Procédure de validation et présentation des ICE disponibles


Jean Michel GAILLARD, Centre national de recherche scientifique

L’approche de suivi des populations par Indicateurs de Changements Ecologiques (ICE) est fondée sur le concept de densité-dépendance, solidement établi dès les années 1930 et démontré empiriquement à d’innombrables reprises dans les études de biologie des populations. Ce concept permet de relier la variation observée au cours du temps dans un trait biologique mesuré dans la population à l’étude de façon simultanée ou après un certain délai, à la variation enregistrée au cours de la même période dans l’abondance de cette population. Le développement d’une population se fait par une succession d’états démographiques.

Ainsi, dans la phase initiale, la population croît en abondance au taux de croissance maximum fixé par les capacités biologiques de l’espèce (notion de r-max). C’est le régime démographique de colonisation. Puis, une limitation croissante des ressources cause une diminution de la croissance de la population, pour atteindre une croissance nulle en moyenne. C’est le régime de saturation. L’objectif des ICE est de caractériser le plus précisément possible le régime démographique de la population étudiée entre ces deux extrêmes. En théorie, n’importe quel trait se montrant sensible à une variation d’abondance de la population peut prétendre à être utilisé comme ICE. Pour une validation pratique, on doit disposer d’une population avec une variation d’abondance connue ou estimée de façon fiable (densité ou effectif annuel) dans laquelle le trait candidat a été mesuré. On mesure ici toute l’importance de maintenir des sites d’étude de référence sans lesquels cette approche ne peut plus progresser. Une fois que les conditions requises ont été satisfaites, on définit la relation liant la variation du trait à celle de l’abondance. Cependant, contrairement au calibrage des méthodes de dénombrement, on ne cherche pas à utiliser cette relation pour établir une prédiction de l’abondance pour une valeur de trait donnée, mais on définit un ensemble de périodes différentes dans la valeur du trait auxquelles on associe un statut démographique. Cette différence fondamentale entre approches sera illustrée en prenant l’exemple de l’Indice Kilométrique (IK). Idéalement, la validation de l’ICE candidat doit être répliquée dans des contextes environnementaux contrastés.

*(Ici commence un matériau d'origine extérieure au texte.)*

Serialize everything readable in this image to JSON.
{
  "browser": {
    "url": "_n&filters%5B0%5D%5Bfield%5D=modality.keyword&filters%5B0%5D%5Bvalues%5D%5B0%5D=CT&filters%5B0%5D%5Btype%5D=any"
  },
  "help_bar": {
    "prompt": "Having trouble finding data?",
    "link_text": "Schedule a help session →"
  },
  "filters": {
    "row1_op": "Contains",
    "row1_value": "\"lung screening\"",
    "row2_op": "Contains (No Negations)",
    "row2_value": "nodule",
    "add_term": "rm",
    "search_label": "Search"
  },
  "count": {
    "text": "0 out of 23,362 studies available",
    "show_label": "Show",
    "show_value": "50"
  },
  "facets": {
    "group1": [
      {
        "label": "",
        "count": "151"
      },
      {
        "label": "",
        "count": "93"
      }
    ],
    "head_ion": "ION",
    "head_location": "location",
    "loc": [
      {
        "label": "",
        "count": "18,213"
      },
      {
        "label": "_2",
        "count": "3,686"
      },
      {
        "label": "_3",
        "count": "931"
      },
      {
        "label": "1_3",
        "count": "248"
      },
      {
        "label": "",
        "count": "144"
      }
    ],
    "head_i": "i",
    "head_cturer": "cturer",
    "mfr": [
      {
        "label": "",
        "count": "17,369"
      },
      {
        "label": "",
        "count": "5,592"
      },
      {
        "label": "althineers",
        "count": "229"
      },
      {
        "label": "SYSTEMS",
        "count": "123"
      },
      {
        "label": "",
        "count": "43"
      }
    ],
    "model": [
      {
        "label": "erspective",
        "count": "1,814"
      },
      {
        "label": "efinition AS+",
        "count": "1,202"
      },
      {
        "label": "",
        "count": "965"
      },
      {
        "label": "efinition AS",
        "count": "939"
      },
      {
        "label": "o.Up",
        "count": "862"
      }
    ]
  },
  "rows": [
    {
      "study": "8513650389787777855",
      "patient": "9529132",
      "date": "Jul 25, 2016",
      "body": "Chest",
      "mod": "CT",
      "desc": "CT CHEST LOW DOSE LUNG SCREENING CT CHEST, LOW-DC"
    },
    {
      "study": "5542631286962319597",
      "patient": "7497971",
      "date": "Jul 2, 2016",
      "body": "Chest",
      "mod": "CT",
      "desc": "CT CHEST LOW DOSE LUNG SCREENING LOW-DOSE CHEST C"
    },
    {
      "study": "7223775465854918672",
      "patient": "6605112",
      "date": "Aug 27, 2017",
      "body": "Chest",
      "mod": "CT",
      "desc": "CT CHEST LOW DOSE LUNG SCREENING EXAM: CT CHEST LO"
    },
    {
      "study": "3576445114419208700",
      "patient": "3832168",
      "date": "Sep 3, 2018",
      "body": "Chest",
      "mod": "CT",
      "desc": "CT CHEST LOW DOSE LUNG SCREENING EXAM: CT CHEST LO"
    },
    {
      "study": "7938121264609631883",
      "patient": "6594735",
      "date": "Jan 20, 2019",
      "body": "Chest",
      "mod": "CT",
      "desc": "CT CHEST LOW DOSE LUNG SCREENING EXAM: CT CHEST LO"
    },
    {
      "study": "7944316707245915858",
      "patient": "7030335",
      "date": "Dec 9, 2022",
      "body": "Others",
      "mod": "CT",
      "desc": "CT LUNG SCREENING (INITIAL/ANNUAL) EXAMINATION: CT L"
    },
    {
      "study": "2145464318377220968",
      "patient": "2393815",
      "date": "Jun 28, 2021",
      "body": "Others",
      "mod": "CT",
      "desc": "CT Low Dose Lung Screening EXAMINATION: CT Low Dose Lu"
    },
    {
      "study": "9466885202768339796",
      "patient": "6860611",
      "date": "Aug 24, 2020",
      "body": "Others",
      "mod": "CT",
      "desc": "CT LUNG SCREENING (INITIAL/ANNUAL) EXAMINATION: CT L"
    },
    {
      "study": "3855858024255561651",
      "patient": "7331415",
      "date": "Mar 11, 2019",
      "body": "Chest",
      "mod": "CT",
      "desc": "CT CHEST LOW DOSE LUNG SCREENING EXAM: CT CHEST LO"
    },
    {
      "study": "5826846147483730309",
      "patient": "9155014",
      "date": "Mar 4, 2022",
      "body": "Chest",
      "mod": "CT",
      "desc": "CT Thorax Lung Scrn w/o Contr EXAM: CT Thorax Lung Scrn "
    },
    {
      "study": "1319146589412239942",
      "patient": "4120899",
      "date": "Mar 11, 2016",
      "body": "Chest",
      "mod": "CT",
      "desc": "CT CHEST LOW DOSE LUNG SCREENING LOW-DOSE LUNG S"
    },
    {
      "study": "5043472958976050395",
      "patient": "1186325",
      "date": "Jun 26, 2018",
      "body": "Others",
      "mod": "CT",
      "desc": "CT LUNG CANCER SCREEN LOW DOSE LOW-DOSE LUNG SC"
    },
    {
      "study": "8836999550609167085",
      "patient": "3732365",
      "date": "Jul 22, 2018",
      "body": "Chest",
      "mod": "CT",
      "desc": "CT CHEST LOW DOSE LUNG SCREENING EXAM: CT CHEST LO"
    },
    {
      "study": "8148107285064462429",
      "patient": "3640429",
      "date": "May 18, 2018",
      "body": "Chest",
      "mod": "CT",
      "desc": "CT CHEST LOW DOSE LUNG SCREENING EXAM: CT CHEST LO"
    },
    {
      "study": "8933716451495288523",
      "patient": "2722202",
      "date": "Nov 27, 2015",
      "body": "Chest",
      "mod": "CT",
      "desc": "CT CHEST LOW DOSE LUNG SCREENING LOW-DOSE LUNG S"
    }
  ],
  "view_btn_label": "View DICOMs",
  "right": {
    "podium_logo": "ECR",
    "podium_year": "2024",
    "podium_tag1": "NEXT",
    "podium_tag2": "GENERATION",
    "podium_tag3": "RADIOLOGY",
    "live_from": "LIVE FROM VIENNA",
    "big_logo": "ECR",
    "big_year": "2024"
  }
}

Cela a été réalisé dans le cadre de l’IK et de la masse corporelle des jeunes mais le plus souvent, les ICE n’ont été validés que dans une seule population. Cette approche a été initialement développée sur le chevreuil, et on dispose donc d’une batterie d’ICE plus complète pour cette espèce. Cependant, le suivi des populations d’autres ongulés par ICE a été entrepris avec succès ces dernières années et un nombre croissant d’ICE ont été validés pour les cerfs, chamois, ou mouflons, et il n’y a aucun frein théorique ou pratique à généraliser l’approche aux autres vertébrés faisant l’objet de suivis de populations et pour lesquels des populations de référence existent. Une brève présentation des ICE validés et donc potentiellement utilisables sera donnée au cours de l’exposé. Deux constats principaux peuvent être établis sur la base de l’expérience acquise à ce jour: (1) il est indispensable de mettre en œuvre plusieurs ICE renseignant au minimum chacune des trois composantes de la relation population-environnement, à savoir la performance des individus de la population, l’abondance de la population, et l’impact de la population sur l’environnement, afin d’identifier le statut démographique de la population le long du continuum colonisation-saturation, et (2) la plupart des ICE disponibles aujourd’hui permettent de bien identifier les statuts proches de la colonisation et des premiers stades de densité-dépendance, mais nous manquons d’outils pour identifier le degré de saturation.